TEN delegates from The Nationals WA, including deputy leader Shane Love, travelled to Canberra to advocate for regional Western Australia at the Nationals federal conference in late March.
The WA representatives spearheaded motions to streamline the visa system for agricultural workers and improve regional mobile phone coverage.
Mr Love said telecommunications in regional areas remained a significant issue with modern farming operations relying more heavily on technology.
"There have been a lot of issues with telecommunications not being up to scratch and our mobile towers not performing very well," Mr Love said.
"I get reports as a local member from all over the place, where people tell me they can't get reliable access from towers.
"Sometimes the tower might have been there for a while but its not working as well as it used to and while some of the more modern towers have put in longer life batteries, some of the earlier towers only have a minimal battery backup
"During emergencies the towers get absolutely flooded because people are trying to get their information and then it collapses and they are left high and dry, so it's a real safety issue as well."
Mr Love said the frustration of not being able to reliably make a phone call, whether it's a life-saving one or not, was being felt by those living in regional WA.
"In some areas the landline has been run down and on a lot of isolated farms they are being replaced with mobile patch-over services where instead of a landline you get a dedicated service into your home, which is basically a substitute landline that isn't a mobile," Mr Love said.
As a result of these issues the party has called upon the Federal government to deliver minimum network standards for mobile network performance and develop initiatives and policies to deploy standalone power solutions to improve the reliability of Australia's regional telecommunications services.
"In some places where the NBN has taken over, when the power goes out the landline stops altogether, so mobile communications are actually becoming the ones that do work when the power goes out for a while," Mr Love said.
"We think if instead of relying on power lines there was a solar set up or something it would probably be cheaper than connecting to the power anyway."
Mr Love said the current visa process was also restrictive and costly for unskilled working-holiday makers or backpackers who provided essential support for our agriculture and horticulture sectors.

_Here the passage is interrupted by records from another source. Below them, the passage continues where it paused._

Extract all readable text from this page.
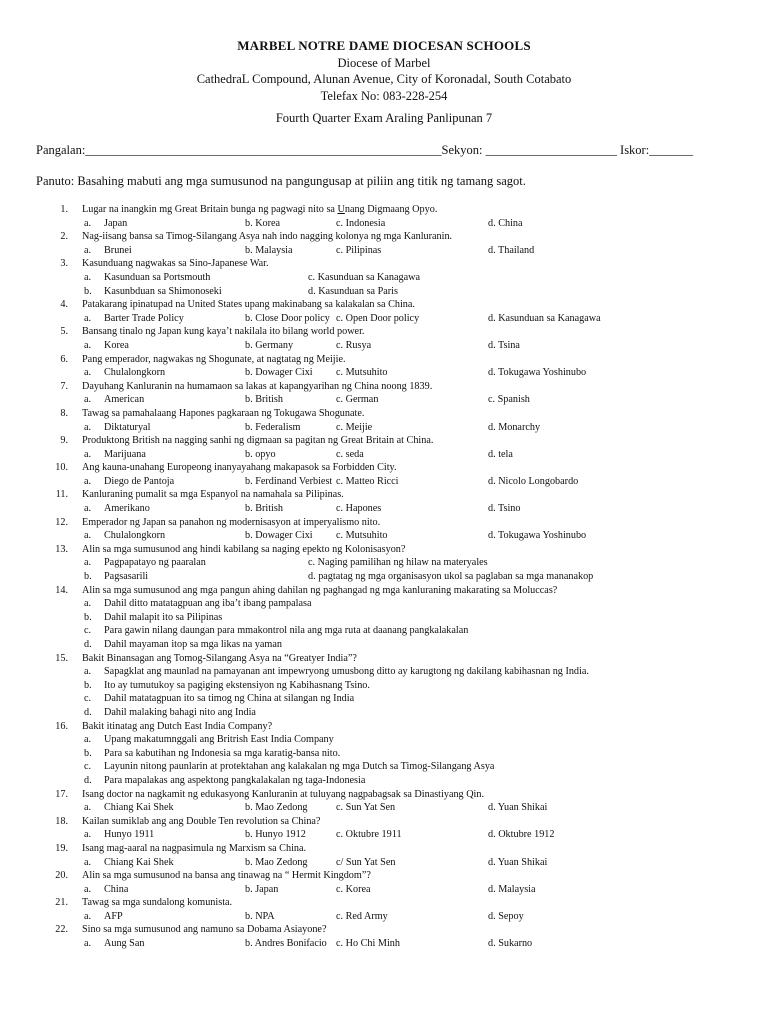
MARBEL NOTRE DAME DIOCESAN SCHOOLS
Diocese of Marbel
CathedraL Compound, Alunan Avenue, City of Koronadal, South Cotabato
Telefax No: 083-228-254
Fourth Quarter Exam Araling Panlipunan 7
Pangalan:_________________________________________________________Sekyon: _____________________ Iskor:_______
Panuto: Basahing mabuti ang mga sumusunod na pangungusap at piliin ang titik ng tamang sagot.
1. Lugar na inangkin mg Great Britain bunga ng pagwagi nito sa Unang Digmaang Opyo.
a. Japan	b. Korea	c. Indonesia	d. China
2. Nag-iisang bansa sa Timog-Silangang Asya nah indo nagging kolonya ng mga Kanluranin.
a. Brunei	b. Malaysia	c. Pilipinas	d. Thailand
3. Kasunduang nagwakas sa Sino-Japanese War.
a. Kasunduan sa Portsmouth	c. Kasunduan sa Kanagawa
b. Kasunbduan sa Shimonoseki	d. Kasunduan sa Paris
4. Patakarang ipinatupad na United States upang makinabang sa kalakalan sa China.
a. Barter Trade Policy	b. Close Door policy c. Open Door policy	d. Kasunduan sa Kanagawa
5. Bansang tinalo ng Japan kung kaya’t nakilala ito bilang world power.
a. Korea	b. Germany	c. Rusya	d. Tsina
6. Pang emperador, nagwakas ng Shogunate, at nagtatag ng Meijie.
a. Chulalongkorn	b. Dowager Cixi c. Mutsuhito	d. Tokugawa Yoshinubo
7. Dayuhang Kanluranin na humamaon sa lakas at kapangyarihan ng China noong 1839.
a. American	b. British	c. German	c. Spanish
8. Tawag sa pamahalaang Hapones pagkaraan ng Tokugawa Shogunate.
a. Diktaturyal	b. Federalism	c. Meijie	d. Monarchy
9. Produktong British na nagging sanhi ng digmaan sa pagitan ng Great Britain at China.
a. Marijuana	b. opyo	c. seda	d. tela
10. Ang kauna-unahang Europeong inanyayahang makapasok sa Forbidden City.
a. Diego de Pantoja	b. Ferdinand Verbiest c. Matteo Ricci	d. Nicolo Longobardo
11. Kanluraning pumalit sa mga Espanyol na namahala sa Pilipinas.
a. Amerikano	b. British	c. Hapones	d. Tsino
12. Emperador ng Japan sa panahon ng modernisasyon at imperyalismo nito.
a. Chulalongkorn	b. Dowager Cixi c. Mutsuhito	d. Tokugawa Yoshinubo
13. Alin sa mga sumusunod ang hindi kabilang sa naging epekto ng Kolonisasyon?
a. Pagpapatayo ng paaralan	c. Naging pamilihan ng hilaw na materyales
b. Pagsasarili	d. pagtatag ng mga organisasyon ukol sa paglaban sa mga mananakop
14. Alin sa mga sumusunod ang mga pangun ahing dahilan ng paghangad ng mga kanluraning makarating sa Moluccas?
a. Dahil ditto matatagpuan ang iba’t ibang pampalasa
b. Dahil malapit ito sa Pilipinas
c. Para gawin nilang daungan para mmakontrol nila ang mga ruta at daanang pangkalakalan
d. Dahil mayaman itop sa mga likas na yaman
15. Bakit Binansagan ang Tomog-Silangang Asya na “Greatyer India”?
a. Sapagklat ang maunlad na pamayanan ant impewryong umusbong ditto ay karugtong ng dakilang kabihasnan ng India.
b. Ito ay tumutukoy sa pagiging ekstensiyon ng Kabihasnang Tsino.
c. Dahil matatagpuan ito sa timog ng China at silangan ng India
d. Dahil malaking bahagi nito ang India
16. Bakit itinatag ang Dutch East India Company?
a. Upang makatumnggali ang Britrish East India Company
b. Para sa kabutihan ng Indonesia sa mga karatig-bansa nito.
c. Layunin nitong paunlarin at protektahan ang kalakalan ng mga Dutch sa Timog-Silangang Asya
d. Para mapalakas ang aspektong pangkalakalan ng taga-Indonesia
17. Isang doctor na nagkamit ng edukasyong Kanluranin at tuluyang nagpabagsak sa Dinastiyang Qin.
a. Chiang Kai Shek	b. Mao Zedong	c. Sun Yat Sen	d. Yuan Shikai
18. Kailan sumiklab ang ang Double Ten revolution sa China?
a. Hunyo 1911	b. Hunyo 1912	c. Oktubre 1911	d. Oktubre 1912
19. Isang mag-aaral na nagpasimula ng Marxism sa China.
a. Chiang Kai Shek	b. Mao Zedong	c/ Sun Yat Sen	d. Yuan Shikai
20. Alin sa mga sumusunod na bansa ang tinawag na “ Hermit Kingdom”?
a. China	b. Japan	c. Korea	d. Malaysia
21. Tawag sa mga sundalong komunista.
a. AFP	b. NPA	c. Red Army	d. Sepoy
22. Sino sa mga sumusunod ang namuno sa Dobama Asiayone?
a. Aung San	b. Andres Bonifacio c. Ho Chi Minh	d. Sukarno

"The agricultural sector right across Australia is experiencing a critical worker shortage, so it's important that we make the process of attracting workers as easy as possible once international travel resumes," Mr Love said.
"This will help our essential industries and have economic benefits across Australia, but particularly in regional areas where our food and fibre industries are primarily located."
With the Federal government introducing travel quarantine trials to address the need to urgently fly-in seasonal workers to regional areas, by way of amendment the Nationals moved that the process be taken up by the individual States.
"This way worker shortages could be relieved more quickly by allowing people that have been appropriately quarantined to come straight into the region in which they are needed," Mr Love said.
"Basically we are calling on the State governments to act more quickly to ensure that everyone can benefit from those programs."
The Nationals WA also backed an RAC-supported proposal to extend ANCAP safety ratings to new and used cars at the point of sale to increase consumer awareness of vehicle safety and passed motions calling for greater protections from cyber-attacks for small businesses.
The Nationals WA member Julie Kirby was appointed as president of The Nationals Women's Federal Council, while WA colleague and the party's Federal vice president James Hayward retired from the role.